Ao se entregar e durante sua transferência, Gabrielle não demonstrou arrependimento e preferiu permanecer em silêncio no DH. O delegado responsável pela investigação afirmou que o comportamento da presa indica características de uma psicopata, destacando a sua aparente capacidade de manipulação, controle emocional e falta de abalo.
Provas em celular e confissões dos executores
A investigação da Polícia Civil do Rio interceptou mensagens de texto de Gabrielle que, segundo as autoridades, confirmam sua intenção de cometer o crime cerca de um mês antes da execução. Em uma das conversas com o seu então namorado, que é ex-parceiro de Laís e pai da criança, Gabrielle escreveu: "Te falar: queria matar demais a Laís. Deus me livre". Para a polícia, a prova reforça a motivação de matar Laís para ficar com a criança.
Em outra conversa, Gabrielle ainda revelou que a criança "tomou muito tapa meu", "agora de manhã", em resposta a uma pergunta do pai sobre o motivo da agressão. Trocas de mensagens entre Laís e o ex-namorado, nas quais discutiam a educação da filha, também foram interceptadas e indicam que a guarda da criança era uma obsessão de Gabrielle.
A Polícia Civil e o Ministério Público do Rio não têm dúvidas sobre a autoria da mentoria do crime por parte de Gabrielle. Outras três pessoas foram presas e confessaram participação na execução do assassinato.
O delegado afirmou que a prova está "bem provada, está bem robusta" e que será solicitada a prisão preventiva da mandante.

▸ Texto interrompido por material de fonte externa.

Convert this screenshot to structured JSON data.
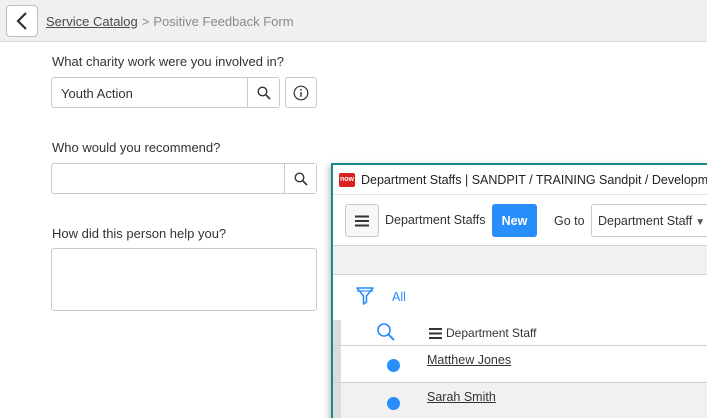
{
  "header": {
    "breadcrumb_link": "Service Catalog",
    "breadcrumb_separator": ">",
    "breadcrumb_current": "Positive Feedback Form"
  },
  "form": {
    "charity_label": "What charity work were you involved in?",
    "charity_value": "Youth Action",
    "recommend_label": "Who would you recommend?",
    "recommend_value": "",
    "help_label": "How did this person help you?",
    "help_value": ""
  },
  "popup": {
    "logo_text": "now",
    "window_title": "Department Staffs | SANDPIT / TRAINING Sandpit / Development",
    "list_title": "Department Staffs",
    "new_label": "New",
    "goto_label": "Go to",
    "goto_selected": "Department Staff",
    "filter_label": "All",
    "column_header": "Department Staff",
    "rows": [
      {
        "name": "Matthew Jones"
      },
      {
        "name": "Sarah Smith"
      }
    ]
  },
  "colors": {
    "accent_blue": "#278efc",
    "window_border": "#1b8a8a",
    "logo_red": "#d9221c"
  }
}
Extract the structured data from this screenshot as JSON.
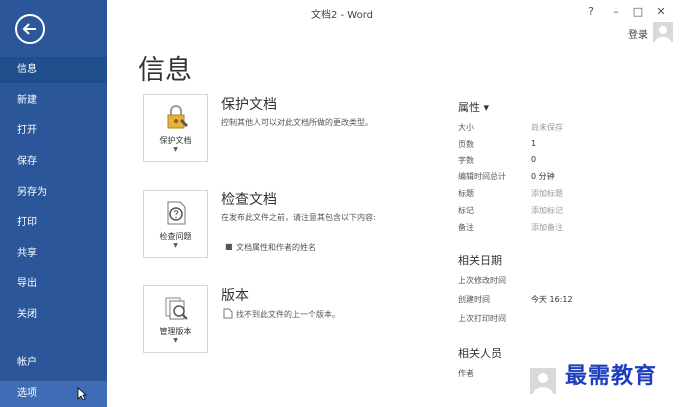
{
  "window": {
    "title": "文档2 - Word",
    "help": "?",
    "minimize": "–",
    "maximize": "□",
    "close": "✕",
    "signin": "登录"
  },
  "sidebar": {
    "items": [
      {
        "label": "信息"
      },
      {
        "label": "新建"
      },
      {
        "label": "打开"
      },
      {
        "label": "保存"
      },
      {
        "label": "另存为"
      },
      {
        "label": "打印"
      },
      {
        "label": "共享"
      },
      {
        "label": "导出"
      },
      {
        "label": "关闭"
      },
      {
        "label": "帐户"
      },
      {
        "label": "选项"
      }
    ]
  },
  "page": {
    "title": "信息"
  },
  "sections": [
    {
      "card_label": "保护文档",
      "title": "保护文档",
      "desc": "控制其他人可以对此文档所做的更改类型。"
    },
    {
      "card_label": "检查问题",
      "title": "检查文档",
      "desc": "在发布此文件之前，请注意其包含以下内容:",
      "bullet": "文档属性和作者的姓名"
    },
    {
      "card_label": "管理版本",
      "title": "版本",
      "desc": "找不到此文件的上一个版本。"
    }
  ],
  "properties": {
    "header": "属性 ▾",
    "rows": [
      {
        "key": "大小",
        "value": "尚未保存"
      },
      {
        "key": "页数",
        "value": "1"
      },
      {
        "key": "字数",
        "value": "0"
      },
      {
        "key": "编辑时间总计",
        "value": "0 分钟"
      },
      {
        "key": "标题",
        "value": "添加标题"
      },
      {
        "key": "标记",
        "value": "添加标记"
      },
      {
        "key": "备注",
        "value": "添加备注"
      }
    ]
  },
  "dates": {
    "header": "相关日期",
    "rows": [
      {
        "key": "上次修改时间",
        "value": ""
      },
      {
        "key": "创建时间",
        "value": "今天 16:12"
      },
      {
        "key": "上次打印时间",
        "value": ""
      }
    ]
  },
  "people": {
    "header": "相关人员",
    "rows": [
      {
        "key": "作者"
      }
    ]
  },
  "watermark": "最需教育",
  "colors": {
    "sidebar": "#2b579a",
    "active": "#1e4e8c",
    "watermark": "#1e3ec0"
  }
}
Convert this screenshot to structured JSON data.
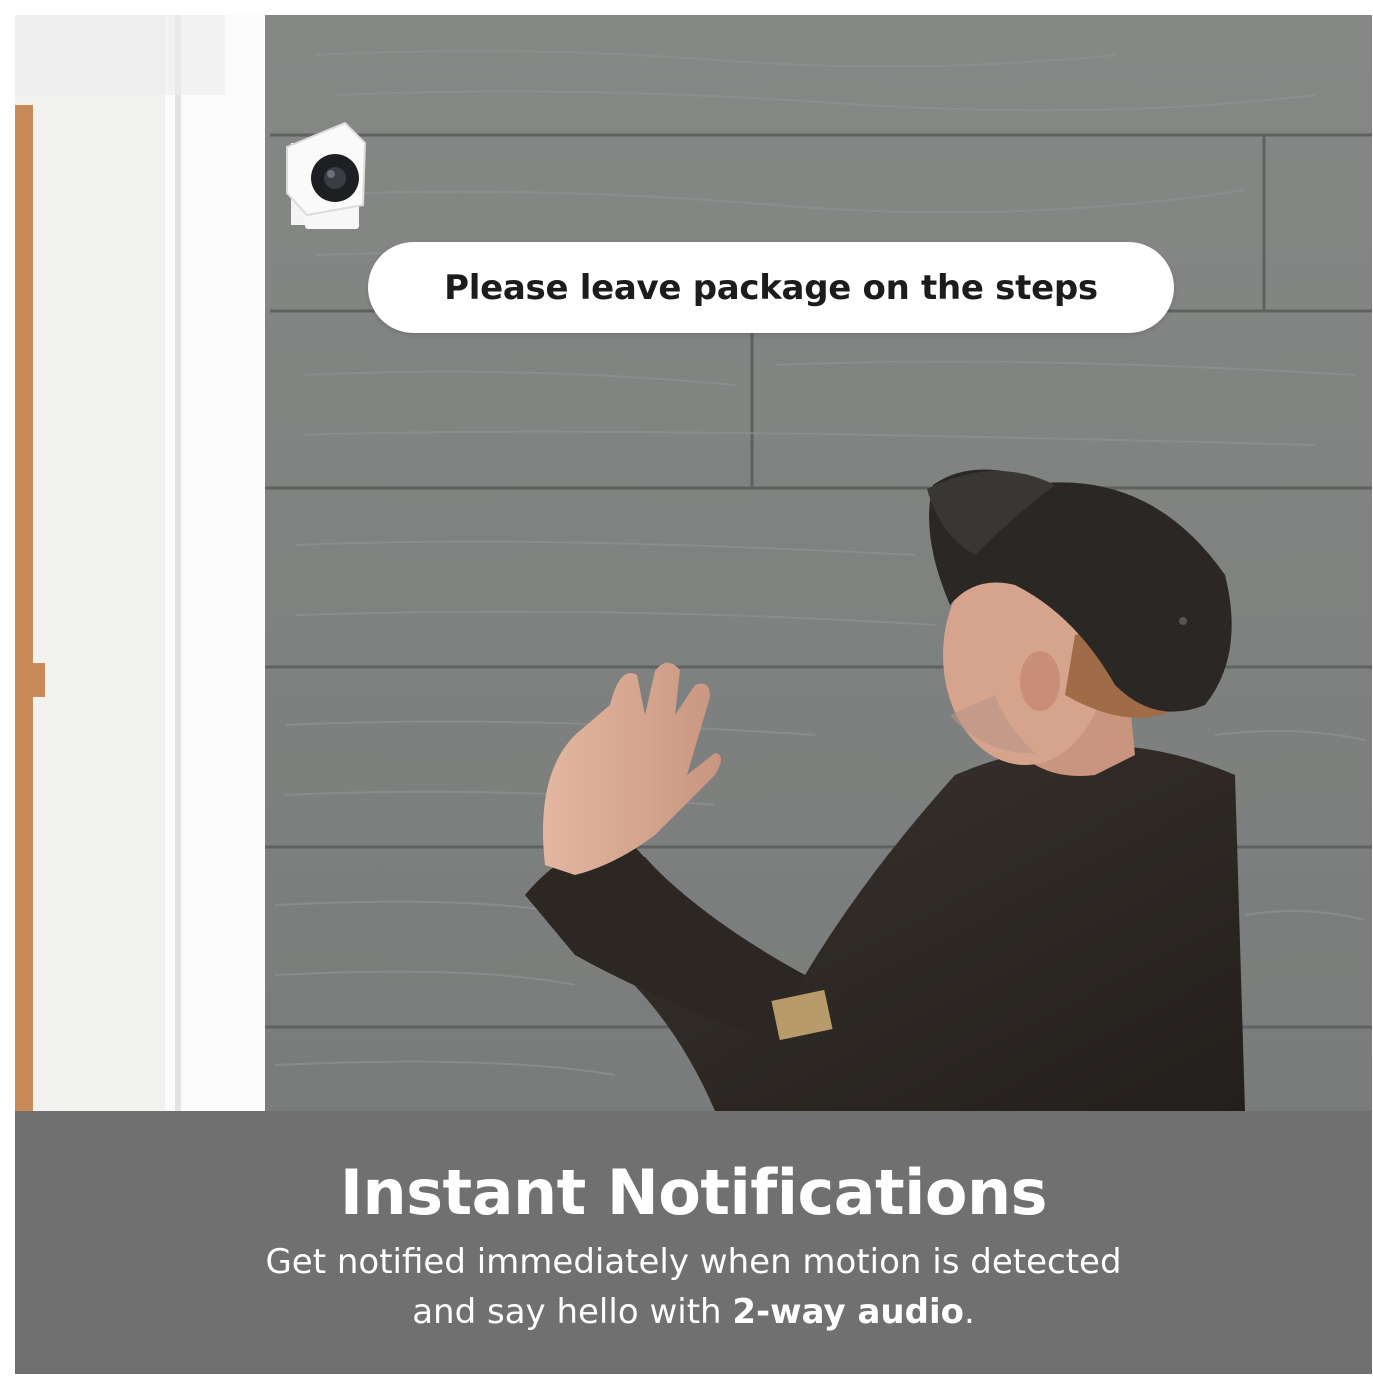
{
  "speech_bubble": {
    "text": "Please leave package on the steps"
  },
  "caption": {
    "title": "Instant Notifications",
    "line1": "Get notified immediately when motion is detected",
    "line2_prefix": "and say hello with ",
    "line2_bold": "2-way audio",
    "line2_suffix": "."
  },
  "colors": {
    "caption_bg": "#707070",
    "siding": "#7d7f7e",
    "door_trim": "#ffffff",
    "camera": "#ffffff",
    "uniform": "#2f2a26"
  },
  "icons": [
    "security-camera-icon"
  ]
}
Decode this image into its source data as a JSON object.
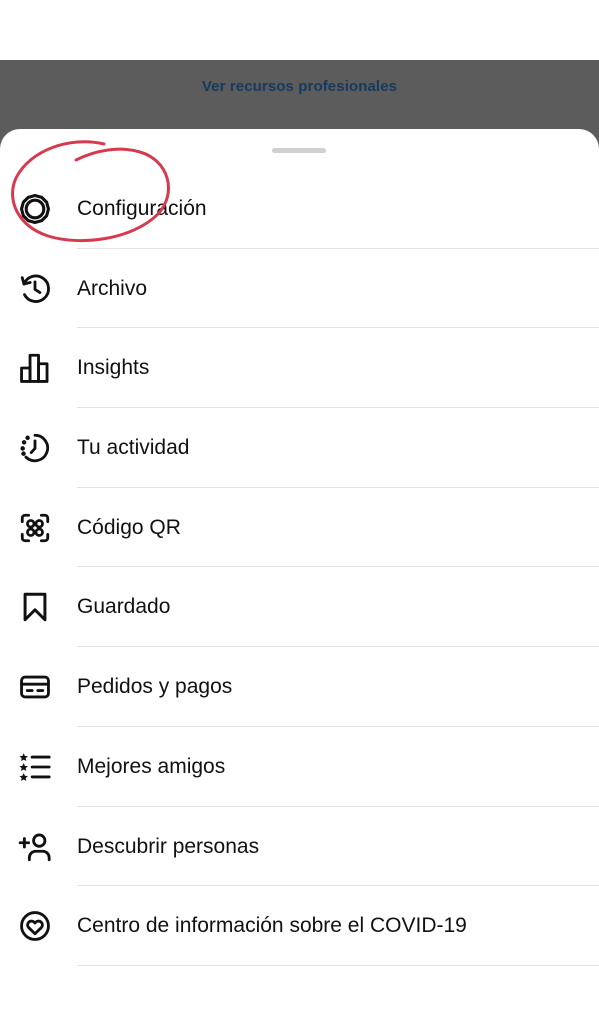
{
  "background": {
    "link_label": "Ver recursos profesionales"
  },
  "menu": {
    "items": [
      {
        "label": "Configuración",
        "icon": "gear-icon"
      },
      {
        "label": "Archivo",
        "icon": "archive-history-icon"
      },
      {
        "label": "Insights",
        "icon": "bar-chart-icon"
      },
      {
        "label": "Tu actividad",
        "icon": "activity-clock-icon"
      },
      {
        "label": "Código QR",
        "icon": "qr-code-icon"
      },
      {
        "label": "Guardado",
        "icon": "bookmark-icon"
      },
      {
        "label": "Pedidos y pagos",
        "icon": "credit-card-icon"
      },
      {
        "label": "Mejores amigos",
        "icon": "close-friends-list-icon"
      },
      {
        "label": "Descubrir personas",
        "icon": "add-person-icon"
      },
      {
        "label": "Centro de información sobre el COVID-19",
        "icon": "heart-globe-icon"
      }
    ]
  },
  "colors": {
    "annotation_red": "#d63a4e",
    "dim_overlay": "#5c5c5c",
    "link_blue": "#163a5e"
  }
}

Execução e prisão dos envolvidos
Ingrid Luiza da Silva Marques foi presa na semana passada e é apontada pela Delegacia de Homicídios da Capital como a mulher que fez a ponte entre Gabrielle e os assassinos.
Laís Pereira foi morta no último dia 4 de novembro, enquanto levava seu filho de 2 anos para a escola em Sepetiba, Zona Oeste do Rio. Imagens de segurança flagraram a vítima pela última vez às 11h18 da manhã. Laís não resistiu aos ferimentos e morreu no local, ao lado do carrinho de bebê.
Erick Santos e Davi de Souza confessaram a execução do crime. A polícia chegou a Davi após a própria mãe dele, Kelly Silva de Souza, reconhecer o filho em imagens e fazer uma denúncia. Kelly relatou ter visto que as imagens eram do filho, mesmo que ele tivesse tentado tampar suas tatuagens, e o reconheceu pelo seu modo de andar e sentado na moto.
A mãe de Davi pediu desculpas à família da vítima, afirmando que não criou um "bandido" e que seu filho "não era assim".